Alur kelahiran undang-undang, diperdebatkan di komisi lebih dulu, lalu dibahas di pansus, hasilnya diserahkan ke paripurna untuk disahkan. Formalnya, 500 lebih anggota DPR harus membaca dengan teliti pasal per pasal, termasuk penjelasan, sebelum disahkan, meskipun dia bukan anggota pansus dan bukan di komisi terkait. Apakah tak malu berteriak "setujuuu" padahal apa yang disetujui tak pernah dibaca? Lebih malu lagi secara lembaga kalau persetujuan undang-undang disahkan oleh tanda tangan, orangnya entah di mana seperti tuyul. Jadi, bukan hanya presiden yang dipermalukan Mahkamah, tetapi DPR juga malu-maluin.
Saya ingin mengajarkan ke cucu, cobalah berhenti menyalahkan orang lain, karena diri kita juga banyak salahnya. Berhenti bertengkar, menyerang, memfitnah, ngeledek. Lebih baik sama-sama mencari kesalahan untuk diperbaiki bersama. Justru pada saat banyak pemimpin diliputi berbagai kekurangan, kita perlu guyub dan saling membantu.
Contoh lain, KPK bersama Dirjen Pajak berhasil menangkap Tommy Hendratno, yang sedang menerima suap Rp 280 juta dari pegawai PT Bhakti Investama, James Gunardjo. Sebagian orang mencibir: "Ah, cuma teri. Tangkap dong pengemplang pajak triliunan, berani enggak?" Badan Narkotika Nasional menangkap sersan mayor penyelundup ribuan pil ekstasi, orang mencibir: "Beraninya pada sersan mayor. Jenderalnya, dong."

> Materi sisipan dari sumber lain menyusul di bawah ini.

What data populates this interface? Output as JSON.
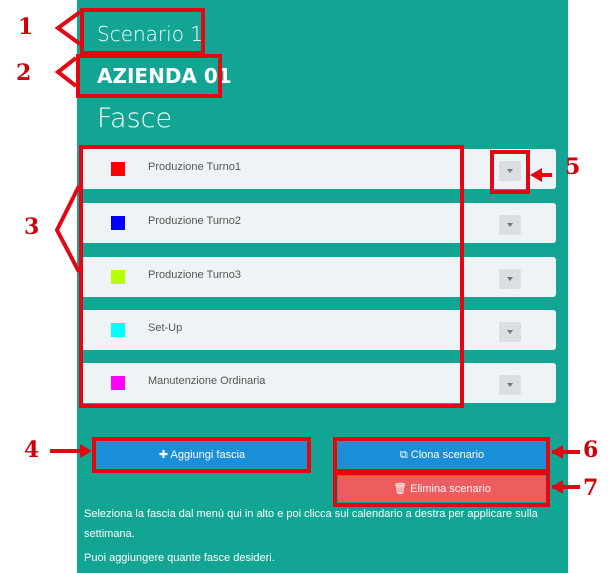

Cibiran dan sinisme tak membuat Indonesia lebih bagus. Serahkan data jenderal penyelundup ekstasi, serahkan data pengemplang pajak, lalu bersama-sama menangkapnya. Saya setuju, pemerintah kita lemah saat ini. Justru kelemahan itu kita tambal, bukan dengan asal tuding. Jika tiap malam kita mencari-cari kesalahan pemerintah, kita begadang dengan gelisah. Berpikirlah positif dan tetap optimistis, kita akan melewati malam-malam yang indah. Apalagi ada Piala Eropa, goool, kita pun puas.